I was facing the same issue, I wrote a code that converts document to dictionary. You can use that for reference. Pass the object obtained by find_one() into documentToJson() method and the results of find() into convertDocumentsToJson. There is type in the name Json, instead the code converts to Dict rather than json.

from bson.json_util import dumps

class UtilService:

def __init__(self):
    pass

@staticmethod
def pinCodeParser(path):
    location = {}
    f = open(path)
    for line in f:
        words = line.split()
        location[words[1]] = (words[-3],words[-2])
    return location

@staticmethod
def listHelper(str):
    s = []
    str = str.split(',')
    for e in str:
        s.append(e.replace("[","").replace("]",""))
    return s

@staticmethod
def parseList(str):
    if ',' in str:
        return UtilService.listHelper(str)
    return str

@staticmethod
def trimStr(str):
    return str.replace('"','')

@staticmethod
def documentToJson(document):
    document = eval(dumps(document))
    mp = {}
    for key, value in document.iteritems():
        if "_id" in key:
            mp["id"] = str(value["$oid"])
        else:
            mp[ UtilService.trimStr(key) ] = UtilService.parseList( value )
    return mp

@staticmethod
def convertDocumentsToJson(documents):
    result = []
    for document in documents:
        result.append(UtilService.documentToJson(document))
    return result

Answer 2

This thread helped me - thank you.

Wanted to share my final solution to get the JSON back into a JSON/Dictionary Object: (Based on your example)

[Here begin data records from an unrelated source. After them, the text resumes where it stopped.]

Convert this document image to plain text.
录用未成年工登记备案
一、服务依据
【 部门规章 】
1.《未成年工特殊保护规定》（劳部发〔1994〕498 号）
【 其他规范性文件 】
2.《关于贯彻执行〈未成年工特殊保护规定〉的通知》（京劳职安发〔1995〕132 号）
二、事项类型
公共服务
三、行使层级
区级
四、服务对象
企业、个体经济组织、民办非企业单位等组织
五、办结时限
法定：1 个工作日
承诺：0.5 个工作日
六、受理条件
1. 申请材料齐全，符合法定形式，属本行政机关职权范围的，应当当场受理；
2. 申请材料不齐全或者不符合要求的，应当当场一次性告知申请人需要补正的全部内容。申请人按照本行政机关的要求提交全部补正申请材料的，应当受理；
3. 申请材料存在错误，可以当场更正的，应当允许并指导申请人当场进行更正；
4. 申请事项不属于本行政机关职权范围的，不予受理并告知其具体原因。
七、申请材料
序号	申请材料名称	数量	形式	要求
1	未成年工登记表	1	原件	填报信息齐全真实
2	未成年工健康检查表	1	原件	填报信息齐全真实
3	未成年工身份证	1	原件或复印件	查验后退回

from bson.json_util import dumps, loads
r = collection.find()
l = list(r) # Converts object to list
d = dumps(l) # Converts to String
dict_needed = loads(d[0]) # Serializes String and creates dictionary

Now you have the JSON in a dictionary object and can edit as needed.

Answer 3

The pymongo documentation you pointed is obsolete. If you're using version 1.7 I recommend updating. With a more recent version you can do this:

from bson.json_util import dumps

dumps(l)

http://api.mongodb.org/python/current/api/bson/json_util.html

Side answer: u'name', u'date', u'_id' etc are the names of the fields of the document on the database.

Answer 4

from bson import json_util



json.dumps(result,default=json_util.default)

Answer 5

on my situation, this error is due to mongo DB id object in flask all you have to do is convert id if you need it else you can pop it too I'm sharing my solution which I figured out hope this helps someone

from flask import jsonify

def get_data(self,data):
     data['_id'] = str(data['_id'])
     return data

app =  Flask(__name__)

@app.route('/')
def apimethod():
     temp = [self.get_data(i) for i in self.critical.find()]
     return jsonify(temp)

also dumps from pymongo don't help alot

from bson.json_util import dumps,loads

because it is returning a string instead of dict which was expected in my situation to create API and I have to load again if I did dumps.